Created attachment 11085 [details] Screenshot from UCS Dashboard/Grafana
Customer affected Ticket#2023070521000253 UCS Version: 5.0-3-642 DNS-Backend: samba4
This check was somehow invented via Bug 54748, before that, with nagios, it doesn't seem to have existed. Anyway, kpasswdd doesn't run on UCS nodes that serve Samba/AD.
(In reply to Arvid Requate from comment #3) > This check was somehow invented via Bug 54748, > before that, with nagios, it doesn't seem to have > existed. Anyway, kpasswdd doesn't run on UCS nodes > that serve Samba/AD. uhm no. This is the nagios equivalent of: monitoring/univention-nagios/26univention-nagios-common.inst 127 univention-directory-manager nagios/service create "$@" --ignore_exists --position="$NAGIOSCONTAINER" --set name="UNIVENTION_KPASSWDD" --set description="Default Service: check if kpasswdd process is present" --set checkCommand="check_ univention_procs_name" --set checkArgs="1:1!1:!kpasswdd" --set useNRPE="1" --set normalCheckInterval="15" --set retryCheckInterval="2" --set maxCheckAttempts="2" --set checkPeriod="24x7" --set notificationOptionWarning="1" --set notifi cationOptionCritical="1" --set notificationOptionUnreachable="1" --set notificationOptionRecovered="1" --set notificationPeriod="24x7" || die
But if Samba is installed there is not kpasswdd because that exists only in heimdal. We should somehow deactivate the check in that case.
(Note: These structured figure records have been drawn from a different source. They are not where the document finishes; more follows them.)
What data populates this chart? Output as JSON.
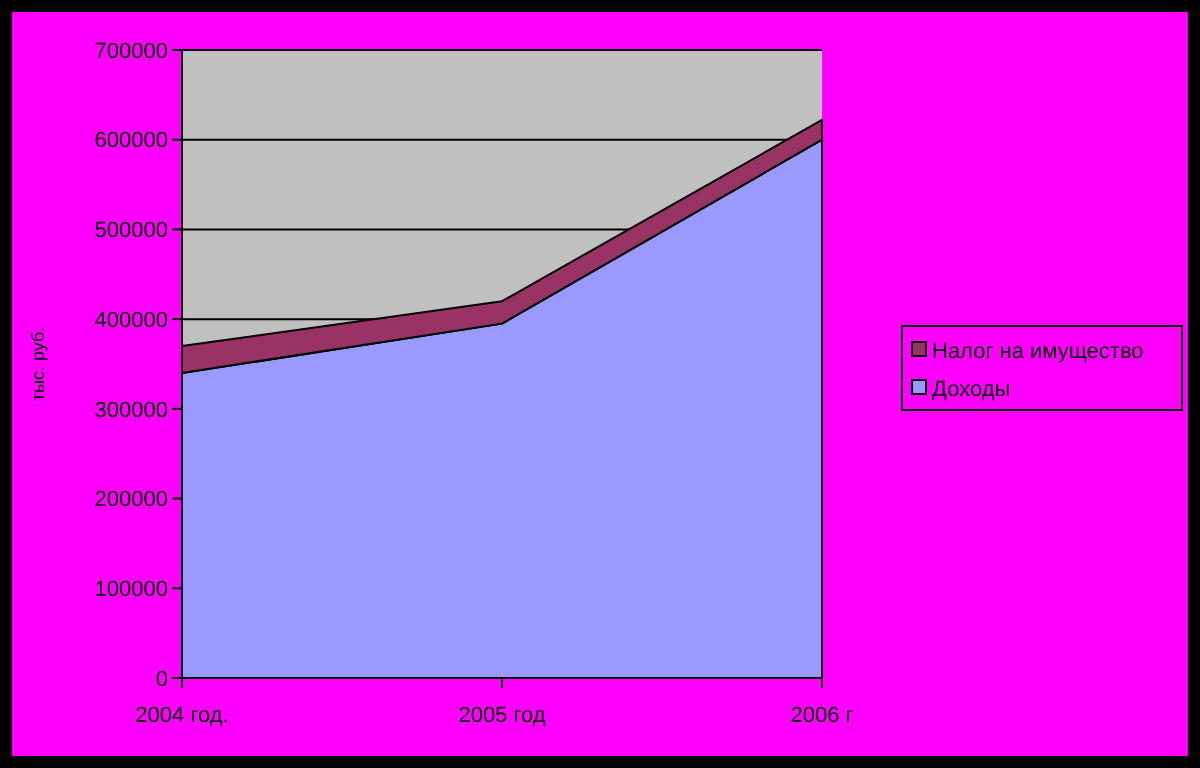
{
  "chart_data": {
    "type": "area",
    "stacked": true,
    "categories": [
      "2004 год.",
      "2005 год",
      "2006 г"
    ],
    "series": [
      {
        "name": "Доходы",
        "color": "#9999ff",
        "values": [
          340000,
          395000,
          600000
        ]
      },
      {
        "name": "Налог на имущество",
        "color": "#993366",
        "values": [
          30000,
          25000,
          22000
        ]
      }
    ],
    "ylabel": "тыс. руб.",
    "ylim": [
      0,
      700000
    ],
    "yticks": [
      0,
      100000,
      200000,
      300000,
      400000,
      500000,
      600000,
      700000
    ],
    "grid": "y",
    "legend": "right"
  }
}
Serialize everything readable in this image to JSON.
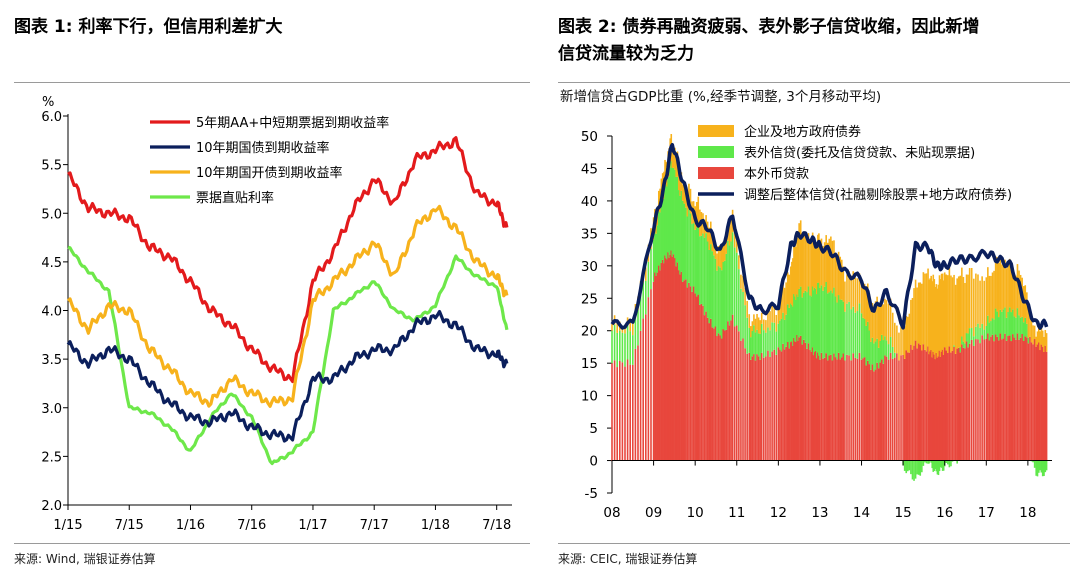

I am the customer who is affected. As the support ticket is already closed i would like to point out that it is important that this gets fixed as we need a monitoring system without false-positives, please.
Another Customer is effected from this Ticket#2023092621000344 UCS 5.0-3-642
Another customer is affected 2024011021000341 UCS: 5.0-5 errata852 Installed: admin-dashboard=3.0 dhcp-server=12.0 pkgdb=11.0 prometheus-node-exporter=2.0.1 samba4=4.16 self-service=5.0 self-service-backend=5.0 4.4/prometheus=2.35.0-5 Upgradable: UCS: 5.0-5 errata852 Installed: pkgdb=11.0 prometheus-alertmanager=1.0 prometheus-node-exporter=2.0.1 samba-memberserver=4.16 4.4/prometheus=2.35.0-5 Upgradable:
Workaround / Solution https://help.univention.com/t/problem-ucs-dashboard-alerts-univention-kpasswdd-fired/22531
> ucr set monitoring/plugin/check_univention_kpasswdd/disabled=true Maybe we could set that in the univention-samba4 joinscript (or postinst).
>> ucr set monitoring/plugin/check_univention_kpasswdd/disabled=true > >Maybe we could set that in the univention-samba4 joinscript (or postinst). I'm not sure if that's the most viable solution, as it did not work on my test machine. Please test before implementing it. What did work reliably was removing the alert object from the domaincontroller, please see the updated help article.
The UCR variable would disabled the execution of the alert-script. Then the metric is missing and a UNIVENTION_KPASSWD_MISSING alert will be thrown. Therefore the alert must probably be deactivated in UDM.